Monday, May 26, 2014



One pound of stew meat, chunk cut.
Two onions, chopped.
One cup brown ale.
Half a cup meat stock.
Two or three bay leaves.
Two or three cloves.
One or two star anise.
Pinches of nutmeg and dry ginger.
Two TBS flour.
One or two TBS sugar.
A hefty jigger of malt vinegar.
Salt and pepper.
Fresh herbs to finish.
Olive oil.

Salt and pepper the meat. Heat olive oil in a pan, add the meat, and brown it. Put the onion in and cook till golden. Sprinkle the flour over and stir to incorporate and colour. Add the liquids, sugar, and spices, once it bubbles turn the heat low and simmer for an hour or so.
Stir to prevent burning.
Throw some chopped parsley and chervil or chive on top.

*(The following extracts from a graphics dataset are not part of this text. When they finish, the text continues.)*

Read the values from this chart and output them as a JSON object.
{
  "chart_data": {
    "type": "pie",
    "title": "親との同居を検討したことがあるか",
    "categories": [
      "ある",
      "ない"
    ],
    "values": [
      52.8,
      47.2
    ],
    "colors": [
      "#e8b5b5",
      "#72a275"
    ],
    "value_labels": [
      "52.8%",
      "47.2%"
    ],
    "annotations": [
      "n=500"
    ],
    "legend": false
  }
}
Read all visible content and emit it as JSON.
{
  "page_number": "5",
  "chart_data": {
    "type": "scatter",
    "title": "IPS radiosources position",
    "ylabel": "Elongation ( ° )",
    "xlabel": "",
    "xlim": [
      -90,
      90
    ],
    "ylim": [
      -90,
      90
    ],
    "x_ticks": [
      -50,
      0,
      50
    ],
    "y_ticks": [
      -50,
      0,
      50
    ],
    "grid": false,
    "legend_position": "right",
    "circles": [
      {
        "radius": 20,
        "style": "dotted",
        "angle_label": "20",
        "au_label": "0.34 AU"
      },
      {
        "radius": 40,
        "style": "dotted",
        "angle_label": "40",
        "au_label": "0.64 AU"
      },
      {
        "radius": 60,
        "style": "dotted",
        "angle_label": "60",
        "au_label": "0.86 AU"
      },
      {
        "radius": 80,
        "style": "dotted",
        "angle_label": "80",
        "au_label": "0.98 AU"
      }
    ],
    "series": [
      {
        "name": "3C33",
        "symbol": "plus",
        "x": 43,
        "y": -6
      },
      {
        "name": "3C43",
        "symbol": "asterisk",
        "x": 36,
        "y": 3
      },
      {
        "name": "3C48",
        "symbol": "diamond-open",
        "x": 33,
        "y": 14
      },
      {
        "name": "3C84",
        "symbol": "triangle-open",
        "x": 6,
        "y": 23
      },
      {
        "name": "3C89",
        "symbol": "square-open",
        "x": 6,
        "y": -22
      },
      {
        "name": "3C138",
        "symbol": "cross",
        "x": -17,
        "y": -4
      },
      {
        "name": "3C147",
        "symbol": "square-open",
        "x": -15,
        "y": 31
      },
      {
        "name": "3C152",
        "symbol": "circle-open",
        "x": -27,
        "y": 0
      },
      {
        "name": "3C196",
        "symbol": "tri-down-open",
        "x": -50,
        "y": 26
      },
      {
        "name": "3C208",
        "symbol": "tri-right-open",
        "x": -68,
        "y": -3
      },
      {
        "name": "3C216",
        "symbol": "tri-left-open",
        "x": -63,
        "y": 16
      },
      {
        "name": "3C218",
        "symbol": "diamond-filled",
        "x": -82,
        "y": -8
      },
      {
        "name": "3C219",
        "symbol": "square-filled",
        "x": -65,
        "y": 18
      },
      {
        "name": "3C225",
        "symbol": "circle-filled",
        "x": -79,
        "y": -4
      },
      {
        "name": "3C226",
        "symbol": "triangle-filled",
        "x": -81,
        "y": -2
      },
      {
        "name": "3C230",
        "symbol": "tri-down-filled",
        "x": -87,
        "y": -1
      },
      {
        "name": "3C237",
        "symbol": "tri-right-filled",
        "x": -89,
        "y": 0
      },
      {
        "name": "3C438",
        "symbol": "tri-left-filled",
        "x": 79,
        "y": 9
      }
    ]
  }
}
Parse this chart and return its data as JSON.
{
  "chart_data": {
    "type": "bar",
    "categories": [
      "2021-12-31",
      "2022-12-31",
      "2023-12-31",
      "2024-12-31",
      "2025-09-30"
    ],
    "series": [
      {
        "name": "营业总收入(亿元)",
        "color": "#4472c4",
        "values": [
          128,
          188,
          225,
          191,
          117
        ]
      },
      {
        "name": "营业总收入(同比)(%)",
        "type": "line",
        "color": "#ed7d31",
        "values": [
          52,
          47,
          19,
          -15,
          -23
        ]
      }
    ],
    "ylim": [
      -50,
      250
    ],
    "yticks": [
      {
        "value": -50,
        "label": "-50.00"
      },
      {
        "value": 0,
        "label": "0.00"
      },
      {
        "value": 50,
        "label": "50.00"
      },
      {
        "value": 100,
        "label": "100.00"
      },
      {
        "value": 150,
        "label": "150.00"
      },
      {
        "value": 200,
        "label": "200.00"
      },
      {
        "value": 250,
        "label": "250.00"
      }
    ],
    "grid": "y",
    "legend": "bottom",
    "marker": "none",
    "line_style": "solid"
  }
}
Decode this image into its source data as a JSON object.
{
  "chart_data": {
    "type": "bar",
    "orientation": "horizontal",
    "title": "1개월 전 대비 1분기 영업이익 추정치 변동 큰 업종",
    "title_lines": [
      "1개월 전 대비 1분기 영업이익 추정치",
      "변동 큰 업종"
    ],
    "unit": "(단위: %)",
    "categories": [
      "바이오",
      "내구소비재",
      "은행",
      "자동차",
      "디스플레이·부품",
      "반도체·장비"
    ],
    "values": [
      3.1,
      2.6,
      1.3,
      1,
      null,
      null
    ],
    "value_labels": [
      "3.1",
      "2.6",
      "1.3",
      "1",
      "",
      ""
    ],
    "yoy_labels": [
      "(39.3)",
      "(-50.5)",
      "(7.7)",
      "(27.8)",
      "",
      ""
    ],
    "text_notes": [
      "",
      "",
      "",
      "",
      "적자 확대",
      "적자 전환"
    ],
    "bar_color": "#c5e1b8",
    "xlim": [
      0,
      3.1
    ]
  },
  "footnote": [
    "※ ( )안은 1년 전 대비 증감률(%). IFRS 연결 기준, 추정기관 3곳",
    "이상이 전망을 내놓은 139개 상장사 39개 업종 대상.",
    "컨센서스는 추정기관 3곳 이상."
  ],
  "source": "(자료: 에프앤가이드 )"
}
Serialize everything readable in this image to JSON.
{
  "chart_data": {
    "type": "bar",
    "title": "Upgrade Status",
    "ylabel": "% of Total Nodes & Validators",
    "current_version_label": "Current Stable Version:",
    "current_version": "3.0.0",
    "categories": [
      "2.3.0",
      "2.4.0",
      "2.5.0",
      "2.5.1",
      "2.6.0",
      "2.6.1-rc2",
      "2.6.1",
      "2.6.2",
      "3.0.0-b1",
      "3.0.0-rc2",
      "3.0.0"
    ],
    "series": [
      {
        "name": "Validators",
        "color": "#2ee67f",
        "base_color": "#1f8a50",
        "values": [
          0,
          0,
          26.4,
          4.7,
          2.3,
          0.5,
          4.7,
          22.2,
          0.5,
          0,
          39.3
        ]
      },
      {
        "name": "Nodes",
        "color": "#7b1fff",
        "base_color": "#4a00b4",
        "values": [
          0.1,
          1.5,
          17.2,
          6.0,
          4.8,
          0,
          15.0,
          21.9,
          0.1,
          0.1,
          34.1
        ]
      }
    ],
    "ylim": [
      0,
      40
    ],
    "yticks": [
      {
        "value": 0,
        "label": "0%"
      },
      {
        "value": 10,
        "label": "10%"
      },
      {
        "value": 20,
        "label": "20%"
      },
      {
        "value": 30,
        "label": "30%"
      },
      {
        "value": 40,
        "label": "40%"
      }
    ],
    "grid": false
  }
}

Serve with plainly dressed vegetables and potatoes or steamed rice.

If you're from Louisiana, use brown roux instead of strewing the flour into the pan.
Traditionally, people would use one or two slices of peperkoek (a swemi-sweet rye cake) or stale brown bread to make the sauce thicker instead of flour. You can do that, but why?

Wherever you are from, have chilipaste ("sambal") on the side.